Back in Old Napoli That’s….
If all you know about Naples are Dean Martin songs and this episode of The Sopranos, London’s Spaghetti House are determined to change that. This summer they’re cooking up one of the best loved dishes in Naples – Cuoppo. Essentially a rolled up cone of greaseproof paper filled to the brim with morsels of fresh fish and seafood, it is a staple of Neopolitan cuisine.
Throughout the summer, you will find this Neapolitan tradition at Spaghetti House on Fridays only, where a Cuoppo di Fritto Misto is served with aioli sauce, Sicilian lemon and a seasonal green salad for £11.50. Along with other tasty summer specials served throughout the week, such as Tagliatelle al Nero di Seppia – Squid Ink Tagliatelle with Seafood at £10.95 or Risi e Bisi – Carnaroli rice risotto with peas and pancetta at £12.95. If this topsy-turvy weather is getting you down, grab a glass of chilled Falanghina, arguably Campania’s most famous wine, and you’ll find yourself, as if by magic, in a tiny Naples bar cursing the day that Tony Soprano was born.
Herb Fest
This bank holiday the Southbank Centre will play host to the Festival of Neighbourhood. The festival aims to get a friendly street party atmosphere going, and will helped by a temporary greenhouse structure that promises to be packed to the gills with herbs selected by Britain’s leading herb expert Jekka McVicar, as well as a bustling café. The Café offers such sweet treats as Lemon Verbena Shortbread, Pine Nut and Rosemary Cookies, and Orange and Lavender Loaf Cake. On the rooftop, herb-infused drinks are available, including Lavender Lemonade, gin-based Summer Cocktail and classic British Pimms with freshly grown mint.
Bringing Back the Buttie
At Islington’s The Fish & Chip Shop they’re going back to basics. Yes, the buttie is back. But not just any buttie. Gone are the days of the humble fishfinger sandwich, instead this school dinner favourite has been given a make over with freshly made pea puree and a crusty white bloomer bread, priced at £7.00. If you’re after some equally fancy chips, there are hand cut chips with home made apple, onion and curry flavoured sauce that packs a little extra spice, which is £4.00. For those looking to indulge there is the slightly more sophisticated lobster and avocado bridge roll, which is a mixture of lobster, lemon dressing, and avocado guacamole with red onion coriander and chilli, which will set you back £16.00. Away from the sandwiches, there is a mammoth shrimp burger, topped with hand prepared spicy tartare sauce and served in a toasted brioche bun, and you can finish off your buttie/burger experience by adding a side of double fried hand cut chips, pickles or mushy peas, before washing it all down with a Fish & Chip Shop milkshake or cocktail.

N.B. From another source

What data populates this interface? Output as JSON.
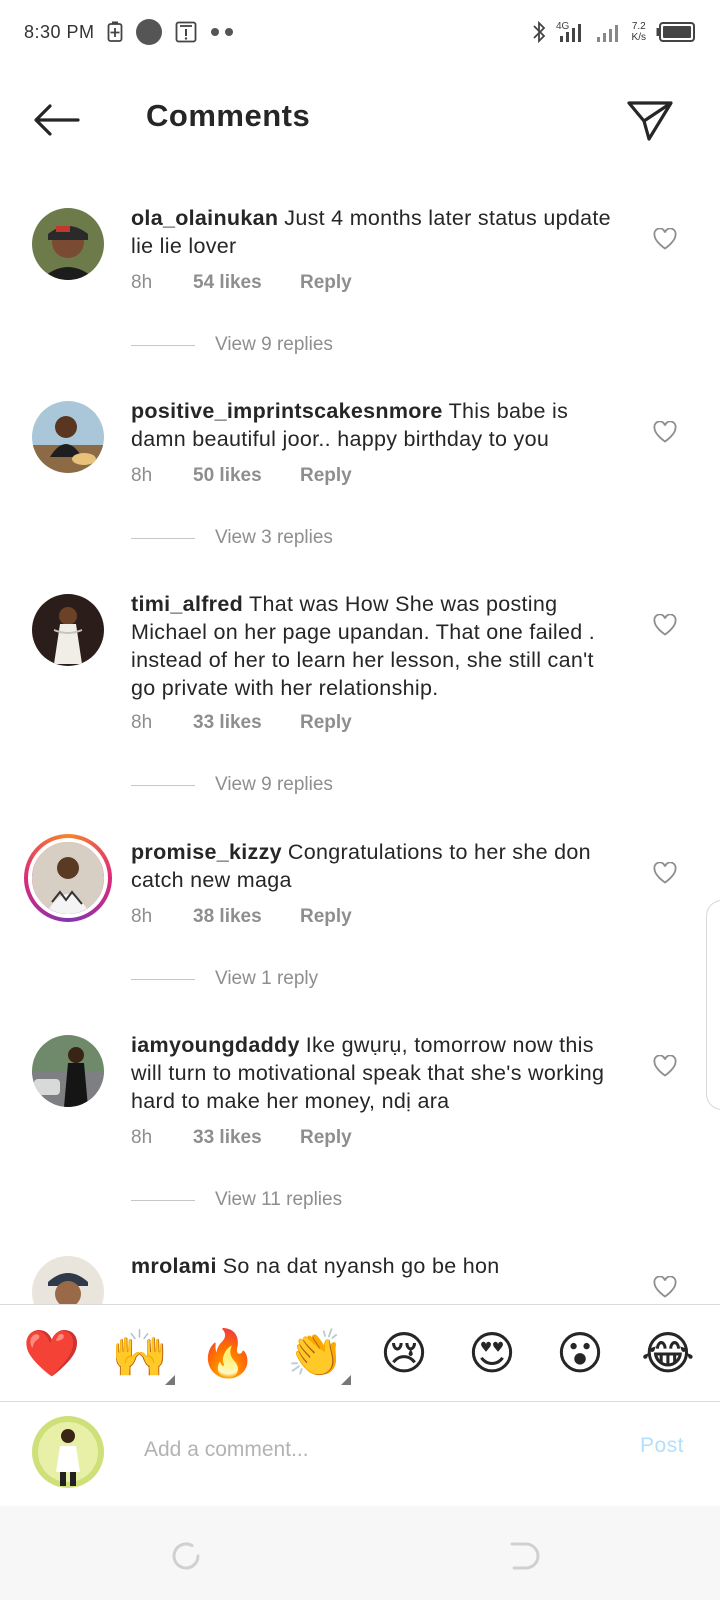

In Late September South African food truck bunnychow will be setting up shop at Shoreditch’s Boxpark, its first site on solid ground.
You’d be forgiven for thinking that bunnychow is for wittle wabbits, but this adorably name sandwich-curry hybrid is actually the brain child of inventive Indian sugar workers who sometime in 1940s Durban got sick of transferring their lunches from pot to plantation and decided to cut out the middle man by filling loaves of bread with curry. De-lish and practical. Now bunnychow are serving up a 12-strong menu including exotically named dishes like ‘Monkey Gland Bunny’ (meatballs simmered in South African monkey gland sauce) and ‘BBQ Bunny’ (pulled pork in BBQ sauce with melted cheese.) Elsewhere you can try the Bobotie burger and goats cheese & peppers, alongside lime & chilli crayfish, nutty citrus chicken and feta & pea. Fans of orignial Biltong can also rejoice – it’ll be there in droves waiting to be eaten.